La réalisation de ces objectifs nécessite une augmentation significative des ressources publiques, en échange d'une amélioration responsable des taux d'achèvement, de l'emploi et des revenus. Nous estimons que 20 milliards de dollars supplémentaires par an seront nécessaires au cours de la prochaine décennie, soit à peu près le quart des dépenses fédérales actuelles pour l'enseignement supérieur. Un programme fédéral de subventions globales assorti d'une exigence de contrepartie de l'État aiderait à annuler des décennies d'investissement public en baisse dans l'enseignement supérieur public.

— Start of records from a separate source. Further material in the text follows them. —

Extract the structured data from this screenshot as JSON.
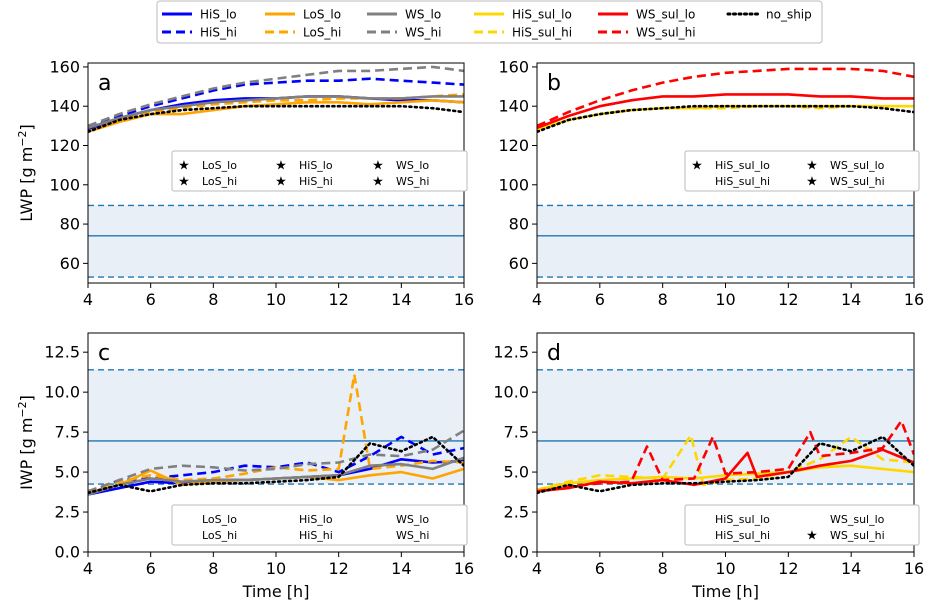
{
  "legend": {
    "entries": [
      {
        "label": "HiS_lo",
        "color": "#0000ff",
        "dash": "solid"
      },
      {
        "label": "HiS_hi",
        "color": "#0000ff",
        "dash": "dashed"
      },
      {
        "label": "LoS_lo",
        "color": "#ffa500",
        "dash": "solid"
      },
      {
        "label": "LoS_hi",
        "color": "#ffa500",
        "dash": "dashed"
      },
      {
        "label": "WS_lo",
        "color": "#808080",
        "dash": "solid"
      },
      {
        "label": "WS_hi",
        "color": "#808080",
        "dash": "dashed"
      },
      {
        "label": "HiS_sul_lo",
        "color": "#ffd700",
        "dash": "solid"
      },
      {
        "label": "HiS_sul_hi",
        "color": "#ffd700",
        "dash": "dashed"
      },
      {
        "label": "WS_sul_lo",
        "color": "#ff0000",
        "dash": "solid"
      },
      {
        "label": "WS_sul_hi",
        "color": "#ff0000",
        "dash": "dashed"
      },
      {
        "label": "no_ship",
        "color": "#000000",
        "dash": "dotted"
      }
    ]
  },
  "reference_color": "#1f77b4",
  "shade_color": "#e8eff7",
  "chart_data": [
    {
      "panel": "a",
      "type": "line",
      "xlabel": "",
      "ylabel": "LWP [g m$^{-2}$]",
      "xlim": [
        4,
        16
      ],
      "ylim": [
        50,
        162
      ],
      "xticks": [
        "4",
        "6",
        "8",
        "10",
        "12",
        "14",
        "16"
      ],
      "yticks": [
        "60",
        "80",
        "100",
        "120",
        "140",
        "160"
      ],
      "ytick_values": [
        60,
        80,
        100,
        120,
        140,
        160
      ],
      "band": {
        "mean": 74,
        "lower": 53,
        "upper": 89.5
      },
      "series": [
        {
          "name": "HiS_lo",
          "x": [
            4,
            5,
            6,
            7,
            8,
            9,
            10,
            11,
            12,
            13,
            14,
            15,
            16
          ],
          "y": [
            128,
            134,
            138,
            141,
            143,
            144,
            144,
            145,
            145,
            144,
            143,
            143,
            142
          ]
        },
        {
          "name": "HiS_hi",
          "x": [
            4,
            5,
            6,
            7,
            8,
            9,
            10,
            11,
            12,
            13,
            14,
            15,
            16
          ],
          "y": [
            129,
            135,
            140,
            144,
            148,
            151,
            152,
            153,
            153,
            154,
            153,
            152,
            151
          ]
        },
        {
          "name": "LoS_lo",
          "x": [
            4,
            5,
            6,
            7,
            8,
            9,
            10,
            11,
            12,
            13,
            14,
            15,
            16
          ],
          "y": [
            127,
            132,
            136,
            136,
            138,
            140,
            141,
            142,
            142,
            141,
            142,
            143,
            142
          ]
        },
        {
          "name": "LoS_hi",
          "x": [
            4,
            5,
            6,
            7,
            8,
            9,
            10,
            11,
            12,
            13,
            14,
            15,
            16
          ],
          "y": [
            127,
            133,
            137,
            139,
            141,
            142,
            143,
            143,
            144,
            144,
            144,
            145,
            146
          ]
        },
        {
          "name": "WS_lo",
          "x": [
            4,
            5,
            6,
            7,
            8,
            9,
            10,
            11,
            12,
            13,
            14,
            15,
            16
          ],
          "y": [
            129,
            134,
            138,
            140,
            142,
            143,
            144,
            145,
            145,
            144,
            144,
            145,
            145
          ]
        },
        {
          "name": "WS_hi",
          "x": [
            4,
            5,
            6,
            7,
            8,
            9,
            10,
            11,
            12,
            13,
            14,
            15,
            16
          ],
          "y": [
            130,
            136,
            141,
            145,
            149,
            152,
            154,
            156,
            158,
            158,
            159,
            160,
            158
          ]
        },
        {
          "name": "no_ship",
          "x": [
            4,
            5,
            6,
            7,
            8,
            9,
            10,
            11,
            12,
            13,
            14,
            15,
            16
          ],
          "y": [
            127,
            133,
            136,
            138,
            139,
            140,
            140,
            140,
            140,
            140,
            140,
            139,
            137
          ]
        }
      ],
      "marker_legend": [
        {
          "label": "LoS_lo",
          "marker": true
        },
        {
          "label": "HiS_lo",
          "marker": true
        },
        {
          "label": "WS_lo",
          "marker": true
        },
        {
          "label": "LoS_hi",
          "marker": true
        },
        {
          "label": "HiS_hi",
          "marker": true
        },
        {
          "label": "WS_hi",
          "marker": true
        }
      ]
    },
    {
      "panel": "b",
      "type": "line",
      "xlabel": "",
      "ylabel": "",
      "xlim": [
        4,
        16
      ],
      "ylim": [
        50,
        162
      ],
      "xticks": [
        "4",
        "6",
        "8",
        "10",
        "12",
        "14",
        "16"
      ],
      "yticks": [
        "60",
        "80",
        "100",
        "120",
        "140",
        "160"
      ],
      "ytick_values": [
        60,
        80,
        100,
        120,
        140,
        160
      ],
      "band": {
        "mean": 74,
        "lower": 53,
        "upper": 89.5
      },
      "series": [
        {
          "name": "HiS_sul_lo",
          "x": [
            4,
            5,
            6,
            7,
            8,
            9,
            10,
            11,
            12,
            13,
            14,
            15,
            16
          ],
          "y": [
            128,
            133,
            136,
            138,
            139,
            139,
            140,
            140,
            140,
            140,
            140,
            140,
            140
          ]
        },
        {
          "name": "HiS_sul_hi",
          "x": [
            4,
            5,
            6,
            7,
            8,
            9,
            10,
            11,
            12,
            13,
            14,
            15,
            16
          ],
          "y": [
            128,
            133,
            136,
            138,
            139,
            139,
            139,
            140,
            140,
            139,
            140,
            140,
            140
          ]
        },
        {
          "name": "WS_sul_lo",
          "x": [
            4,
            5,
            6,
            7,
            8,
            9,
            10,
            11,
            12,
            13,
            14,
            15,
            16
          ],
          "y": [
            129,
            135,
            140,
            143,
            145,
            145,
            146,
            146,
            146,
            145,
            145,
            144,
            144
          ]
        },
        {
          "name": "WS_sul_hi",
          "x": [
            4,
            5,
            6,
            7,
            8,
            9,
            10,
            11,
            12,
            13,
            14,
            15,
            16
          ],
          "y": [
            130,
            137,
            143,
            148,
            152,
            155,
            157,
            158,
            159,
            159,
            159,
            158,
            155
          ]
        },
        {
          "name": "no_ship",
          "x": [
            4,
            5,
            6,
            7,
            8,
            9,
            10,
            11,
            12,
            13,
            14,
            15,
            16
          ],
          "y": [
            127,
            133,
            136,
            138,
            139,
            140,
            140,
            140,
            140,
            140,
            140,
            139,
            137
          ]
        }
      ],
      "marker_legend": [
        {
          "label": "HiS_sul_lo",
          "marker": true
        },
        {
          "label": "WS_sul_lo",
          "marker": true
        },
        {
          "label": "HiS_sul_hi",
          "marker": false
        },
        {
          "label": "WS_sul_hi",
          "marker": true
        }
      ]
    },
    {
      "panel": "c",
      "type": "line",
      "xlabel": "Time [h]",
      "ylabel": "IWP [g m$^{-2}$]",
      "xlim": [
        4,
        16
      ],
      "ylim": [
        0,
        13.7
      ],
      "xticks": [
        "4",
        "6",
        "8",
        "10",
        "12",
        "14",
        "16"
      ],
      "yticks": [
        "0.0",
        "2.5",
        "5.0",
        "7.5",
        "10.0",
        "12.5"
      ],
      "ytick_values": [
        0,
        2.5,
        5,
        7.5,
        10,
        12.5
      ],
      "band": {
        "mean": 6.95,
        "lower": 4.25,
        "upper": 11.4
      },
      "series": [
        {
          "name": "HiS_lo",
          "x": [
            4,
            5,
            6,
            7,
            8,
            9,
            10,
            11,
            12,
            13,
            14,
            15,
            16
          ],
          "y": [
            3.6,
            4.0,
            4.4,
            4.3,
            4.5,
            4.5,
            4.6,
            4.7,
            4.8,
            5.2,
            5.8,
            5.6,
            5.7
          ]
        },
        {
          "name": "HiS_hi",
          "x": [
            4,
            5,
            6,
            7,
            8,
            9,
            10,
            11,
            12,
            13,
            14,
            15,
            16
          ],
          "y": [
            3.7,
            4.5,
            4.6,
            4.8,
            5.0,
            5.4,
            5.3,
            5.6,
            5.0,
            6.0,
            7.2,
            6.1,
            6.5
          ]
        },
        {
          "name": "LoS_lo",
          "x": [
            4,
            5,
            6,
            7,
            8,
            9,
            10,
            11,
            12,
            13,
            14,
            15,
            16
          ],
          "y": [
            3.7,
            4.2,
            5.1,
            4.2,
            4.4,
            4.5,
            4.6,
            4.7,
            4.5,
            4.8,
            5.0,
            4.6,
            5.2
          ]
        },
        {
          "name": "LoS_hi",
          "x": [
            4,
            5,
            6,
            7,
            8,
            9,
            10,
            11,
            12,
            12.5,
            13,
            14,
            15,
            16
          ],
          "y": [
            3.8,
            4.4,
            4.8,
            4.5,
            4.6,
            4.9,
            5.3,
            5.1,
            5.2,
            11.1,
            5.2,
            5.4,
            5.7,
            5.6
          ]
        },
        {
          "name": "WS_lo",
          "x": [
            4,
            5,
            6,
            7,
            8,
            9,
            10,
            11,
            12,
            13,
            14,
            15,
            16
          ],
          "y": [
            3.6,
            4.2,
            4.6,
            4.4,
            4.5,
            4.5,
            4.6,
            4.7,
            4.8,
            5.4,
            5.5,
            5.2,
            5.9
          ]
        },
        {
          "name": "WS_hi",
          "x": [
            4,
            5,
            6,
            7,
            8,
            9,
            10,
            11,
            12,
            13,
            14,
            15,
            16
          ],
          "y": [
            3.8,
            4.5,
            5.2,
            5.4,
            5.3,
            5.1,
            5.2,
            5.5,
            5.6,
            6.1,
            6.0,
            6.4,
            7.6
          ]
        },
        {
          "name": "no_ship",
          "x": [
            4,
            5,
            6,
            7,
            8,
            9,
            10,
            11,
            12,
            13,
            14,
            15,
            16
          ],
          "y": [
            3.7,
            4.2,
            3.8,
            4.2,
            4.3,
            4.3,
            4.4,
            4.5,
            4.7,
            6.8,
            6.3,
            7.2,
            5.4
          ]
        }
      ],
      "marker_legend": [
        {
          "label": "LoS_lo",
          "marker": false
        },
        {
          "label": "HiS_lo",
          "marker": false
        },
        {
          "label": "WS_lo",
          "marker": false
        },
        {
          "label": "LoS_hi",
          "marker": false
        },
        {
          "label": "HiS_hi",
          "marker": false
        },
        {
          "label": "WS_hi",
          "marker": false
        }
      ]
    },
    {
      "panel": "d",
      "type": "line",
      "xlabel": "Time [h]",
      "ylabel": "",
      "xlim": [
        4,
        16
      ],
      "ylim": [
        0,
        13.7
      ],
      "xticks": [
        "4",
        "6",
        "8",
        "10",
        "12",
        "14",
        "16"
      ],
      "yticks": [
        "0.0",
        "2.5",
        "5.0",
        "7.5",
        "10.0",
        "12.5"
      ],
      "ytick_values": [
        0,
        2.5,
        5,
        7.5,
        10,
        12.5
      ],
      "band": {
        "mean": 6.95,
        "lower": 4.25,
        "upper": 11.4
      },
      "series": [
        {
          "name": "HiS_sul_lo",
          "x": [
            4,
            5,
            6,
            7,
            8,
            9,
            10,
            11,
            12,
            13,
            14,
            15,
            16
          ],
          "y": [
            3.9,
            4.3,
            4.5,
            4.6,
            4.7,
            4.6,
            4.8,
            4.9,
            5.0,
            5.3,
            5.4,
            5.2,
            5.0
          ]
        },
        {
          "name": "HiS_sul_hi",
          "x": [
            4,
            5,
            6,
            7,
            8,
            8.9,
            9.3,
            10,
            11,
            12,
            13,
            14,
            15,
            16
          ],
          "y": [
            3.9,
            4.4,
            4.8,
            4.7,
            4.6,
            7.3,
            4.2,
            4.5,
            4.6,
            5.0,
            5.8,
            7.2,
            5.8,
            5.6
          ]
        },
        {
          "name": "WS_sul_lo",
          "x": [
            4,
            5,
            6,
            7,
            8,
            9,
            10,
            10.7,
            11,
            12,
            13,
            14,
            15,
            16
          ],
          "y": [
            3.8,
            4.0,
            4.4,
            4.3,
            4.5,
            4.2,
            4.6,
            6.2,
            4.7,
            5.0,
            5.4,
            5.7,
            6.4,
            5.6
          ]
        },
        {
          "name": "WS_sul_hi",
          "x": [
            4,
            5,
            6,
            7,
            7.5,
            8,
            9,
            9.6,
            10,
            11,
            12,
            12.7,
            13,
            14,
            15,
            15.6,
            16
          ],
          "y": [
            3.8,
            4.1,
            4.3,
            4.4,
            6.6,
            4.5,
            4.6,
            7.2,
            4.9,
            5.0,
            5.2,
            7.5,
            6.0,
            6.2,
            6.5,
            8.2,
            6.1
          ]
        },
        {
          "name": "no_ship",
          "x": [
            4,
            5,
            6,
            7,
            8,
            9,
            10,
            11,
            12,
            13,
            14,
            15,
            16
          ],
          "y": [
            3.7,
            4.2,
            3.8,
            4.2,
            4.3,
            4.3,
            4.4,
            4.5,
            4.7,
            6.8,
            6.3,
            7.2,
            5.4
          ]
        }
      ],
      "marker_legend": [
        {
          "label": "HiS_sul_lo",
          "marker": false
        },
        {
          "label": "WS_sul_lo",
          "marker": false
        },
        {
          "label": "HiS_sul_hi",
          "marker": false
        },
        {
          "label": "WS_sul_hi",
          "marker": true
        }
      ]
    }
  ]
}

Pour éviter de pénaliser les établissements comptant un plus grand nombre d’étudiants économiquement défavorisés, la formule de financement devrait tenir compte de l’effectif spécifique des collèges et universités et des conditions du marché du travail local. Chacun de nous a une vision différente de la façon de payer les coûts à court terme – par exemple, pour financer de tels investissements en augmentant les déficits fédéraux, en augmentant les impôts des riches ou en détournant des fonds d'autres programmes gouvernementaux moins efficaces. Mais nous convenons que les avantages d'une production et de bénéfices futurs plus élevés couvriraient ces coûts plusieurs fois.

Pour garder le collège abordable tout en permettant aux travailleurs d'être plus productifs, de gagner des salaires plus élevés et de rester compétitifs dans l'économie mondiale, nous devons investir dans les deux étudiants et institutions. Les collèges communautaires sont nettement bien adaptés pour aider notre main-d'œuvre à se réorganiser dans une économie en évolution, et ils représentent des plaques tournantes essentielles du développement économique dans de nombreuses régions de notre pays. Autonomiser ces institutions signifie investir dans l'avenir de personnes qui sont déjà en marge de l'économie – en les dotant des ressources institutionnelles dont elles ont besoin pour gravir les échelons économiques. Commençons par là et commençons maintenant.